Home » , , , , » Tradisi Bakar Batu Masyarakat Papua

Tradisi Bakar Batu Masyarakat Papua

Tradisi Bakar Batu di masyarakat Papua hingga saat ini masih dipegang teguh, terutama oleh suku-suku yang menghuni Lembah Baliem, Paniai, Nabire, Pegunungan Tengah, Pegunungan Bintang, Jayawijaya, Dekai, Yahukimo, dan daerah lainnya. Untuk namanya sendiri, Tradisi Bakar Batu ini memiliki nama-nama yang berbeda di tiap sukunya. Misalnya untuk di Paniai, ritual itu dinamakan Gapila, di Wamena dinamakan Kit Oba Isogoa, dan di Jayawijaya dikenal sebagai Barapen. 

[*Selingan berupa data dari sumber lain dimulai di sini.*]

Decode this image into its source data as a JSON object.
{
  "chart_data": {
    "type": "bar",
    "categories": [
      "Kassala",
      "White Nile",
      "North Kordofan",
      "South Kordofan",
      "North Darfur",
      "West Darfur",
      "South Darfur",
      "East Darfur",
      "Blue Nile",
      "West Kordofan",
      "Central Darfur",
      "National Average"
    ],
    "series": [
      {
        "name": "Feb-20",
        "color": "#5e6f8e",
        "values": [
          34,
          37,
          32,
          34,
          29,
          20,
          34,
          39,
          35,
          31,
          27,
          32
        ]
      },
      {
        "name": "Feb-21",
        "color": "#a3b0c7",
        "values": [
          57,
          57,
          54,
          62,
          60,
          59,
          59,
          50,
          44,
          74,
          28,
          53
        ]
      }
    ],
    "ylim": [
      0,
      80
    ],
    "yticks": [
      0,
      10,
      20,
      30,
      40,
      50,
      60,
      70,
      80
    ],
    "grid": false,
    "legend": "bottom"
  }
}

Tradisi Bakar Batu ini dilakukan untuk mengungkapkan rasa syukur. Biasanya mereka akan mengumpulkan warga satu kampung untuk bersama-sama masak dan makan bersama. Pada jaman dulu makanan yang dimasak adalah babi hasil buruan mereka dan dimasak bersama-sama untuk kemudian dimakan bersama-sama pula. Meski memang pada saat ini jenis makanan yang dimasak tak lagi harus daging babi. Bahkan di beberapa tempat yang penduduknya menganut agama Islam, daging babi diganti dengan daging ayam atau ubi. Biasanya suku-suku yang menganut agama Islam akan melakukan tradisi Bakar Batu untuk menyambut datangnya bulan Ramadhan.

Prosesi dari tradisi Bakar Batu ini sendiri adalah  pertama-tama mereka akan mengumpulkan batu-batu besaar untuk kemudian dibakar dalam perapian hingga batu itu menjadi membara. Setelah itu barulah batu-batu tersebut akan dipindahkan ke dalam lubang tanah yang disiapkan. Batu-batu panas tersebut akan disusun sedemikian rupa di dasar lobang untuk kemudian diatasnya diletakkan bahan-bahan makanan tadi. Setelah bahan makanan tadi telah sepenuhnya tersusun di atas batu panas, makanan tersebut pun akan ditutup dengan daun pisang hingga panas dari batu tersebut tidak keluar dan memanggang makanan tersebut.

Setelah beberapa lama dan diyakini telah matang, makanan yang terpanggang tadi akan dikeluarkan dari dalam lobang untuk kemudian disantap bersama-sama. Selain sebagai bentuk rasa syukur, menyantap makanan yang telah dimasak bersama-sama itu juga diyakini oleh masyarakat Papua sebagai sarana untuk saling mendekatkan dan mempererat persaudaraan satu sama lain. Dengan begitu, rasa gotong royong, keikhlasan dan makin eratnya persaudaraan akan membawa perdamaian dan ketentaman di wilayah mereka.